1. The first is to be _girded_. I have more to do in my life, and naturally so, with young men and boys than I have with girls and women, but that very reason gives me an added authority in speaking to you, because I know what their difficulties are. I speak, constantly, to as many young men as there are of you girls; I say, knowing what difficulty they have at their age to control their passions, that it is like ruling a horse. A horse is a splendid servant, but a vile master. When you have got the bit in your horse's mouth and the reins in your hand, a horse is a splendid servant; but let him off at full gallop, with the reins round your feet and the bit in his teeth, then he is a terrible master. So it is with the boys. They have got to be on the horse with the reins of GOD's Commandment in their hands, and the bit of self-control in the mouth, then their bodies are glorious servants. What you young girls as priests have got to do is to help those boys and young men in the very flower of their lives not to do anything which is afterwards a stain upon their conscience. You can rally round them and, if you are young priests, can help them.
There are three things of priceless value a young girl has on her side in doing this. The first is her natural modesty. Why are we so afraid of bad companions breaking down a girl's modesty, and why are we so afraid of rough horseplay soiling the purity of her soul? Because it is spoiling her first great gift, her first great power. It is just that naturally beautiful modesty a girl possesses with which she is meant to help every young man. That modesty is meant to help her to be self-controlled, and to help him to be so too. Then she has a most wonderful power of self-sacrificing love. I say to the young men, "Never take advantage of the trusting love of a girl"; but to you I say, you have that beautiful power of true love. It is that power of sacrifice and self-sacrificing love which is your great asset to the world. Never soil it, and never spoil it, or let it be dragged down by anyone. And you have a naturally religious nature. Those three things, those three splendid things, you have got with which to gird yourselves. Allow anyone to rob you of them, and you have lost your strength.
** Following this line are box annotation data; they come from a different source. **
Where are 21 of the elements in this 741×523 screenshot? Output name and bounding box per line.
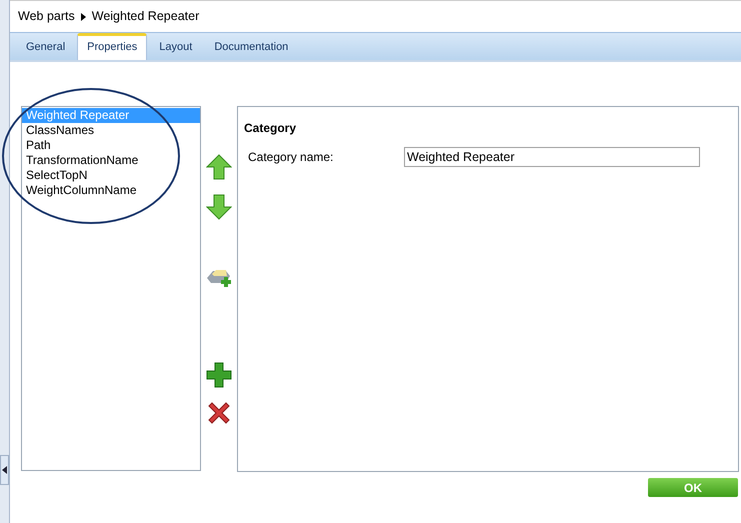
collapse-handle[interactable] bbox=[0, 455, 9, 485]
breadcrumb-separator-icon bbox=[80, 12, 86, 20]
up-arrow-icon[interactable] bbox=[206, 154, 232, 180]
field-label: Category name: bbox=[248, 149, 334, 166]
down-arrow-icon[interactable] bbox=[206, 194, 232, 220]
tab[interactable]: Properties bbox=[77, 32, 148, 60]
tab[interactable]: Documentation bbox=[204, 34, 298, 60]
breadcrumb-link[interactable]: Web parts bbox=[18, 7, 75, 26]
collapse-arrow-icon bbox=[2, 466, 7, 474]
plus-icon[interactable] bbox=[206, 362, 232, 388]
tab[interactable]: General bbox=[16, 34, 76, 60]
category-name-field[interactable]: Weighted Repeater bbox=[404, 147, 700, 167]
list-item[interactable]: ClassNames bbox=[22, 123, 200, 138]
list-item[interactable]: SelectTopN bbox=[22, 168, 200, 183]
list-item[interactable]: Path bbox=[22, 138, 200, 153]
list-item[interactable]: TransformationName bbox=[22, 153, 200, 168]
list-item[interactable]: WeightColumnName bbox=[22, 183, 200, 198]
section-heading: Category bbox=[244, 120, 298, 137]
tab[interactable]: Layout bbox=[149, 34, 202, 60]
breadcrumb-current: Weighted Repeater bbox=[92, 8, 200, 26]
delete-icon[interactable] bbox=[206, 400, 232, 426]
Keep them and you have the first great quality of a true priest of GOD. Gird yourselves with modesty, unselfish love, and natural and supernatural religion.
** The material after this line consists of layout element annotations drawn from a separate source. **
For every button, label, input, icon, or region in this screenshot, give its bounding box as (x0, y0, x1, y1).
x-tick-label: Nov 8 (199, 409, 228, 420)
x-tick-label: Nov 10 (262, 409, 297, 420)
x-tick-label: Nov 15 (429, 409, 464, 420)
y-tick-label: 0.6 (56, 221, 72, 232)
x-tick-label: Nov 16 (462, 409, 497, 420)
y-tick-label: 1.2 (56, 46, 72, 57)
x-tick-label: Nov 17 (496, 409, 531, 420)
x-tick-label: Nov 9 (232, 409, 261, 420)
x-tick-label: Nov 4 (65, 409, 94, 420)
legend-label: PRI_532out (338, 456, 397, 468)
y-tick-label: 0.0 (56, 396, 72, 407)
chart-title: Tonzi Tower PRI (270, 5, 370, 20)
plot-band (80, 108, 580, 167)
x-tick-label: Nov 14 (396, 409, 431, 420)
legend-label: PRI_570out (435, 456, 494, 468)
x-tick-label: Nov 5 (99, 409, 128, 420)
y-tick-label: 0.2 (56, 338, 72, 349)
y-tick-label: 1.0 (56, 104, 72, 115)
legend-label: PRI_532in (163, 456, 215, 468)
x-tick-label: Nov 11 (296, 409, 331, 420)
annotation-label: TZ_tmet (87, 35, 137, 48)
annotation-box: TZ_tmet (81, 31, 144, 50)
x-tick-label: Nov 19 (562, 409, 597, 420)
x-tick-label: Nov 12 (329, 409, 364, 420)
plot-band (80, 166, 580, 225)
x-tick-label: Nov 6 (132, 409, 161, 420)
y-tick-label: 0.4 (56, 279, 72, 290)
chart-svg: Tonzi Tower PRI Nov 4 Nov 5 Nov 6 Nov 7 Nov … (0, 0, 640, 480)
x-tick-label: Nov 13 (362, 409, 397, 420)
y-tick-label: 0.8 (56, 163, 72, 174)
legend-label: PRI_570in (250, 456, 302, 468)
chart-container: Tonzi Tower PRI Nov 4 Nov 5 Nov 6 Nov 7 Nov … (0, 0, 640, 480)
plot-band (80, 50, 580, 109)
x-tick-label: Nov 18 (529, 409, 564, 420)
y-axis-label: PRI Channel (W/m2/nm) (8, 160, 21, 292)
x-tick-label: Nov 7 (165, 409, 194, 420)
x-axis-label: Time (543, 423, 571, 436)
2. And when the young priest has so girded herself, the next thing she has to do in discharge of her priestly office is to _offer up every day an oblation of prayer and praise to_ GOD. He is looking for it every day. Do you remember the story contained in a poem by Browning of a cobbler boy who used to praise God at his work every day? He was wafted away to another sphere, and there was silence in the workshop, and GOD said, "I miss my little human praise."
Make then your second resolution, that, having girded yourself, you will never fail to offer to God this sweet incense of prayer and praise, and do it perfectly openly. Don't be ashamed of it being known you do it.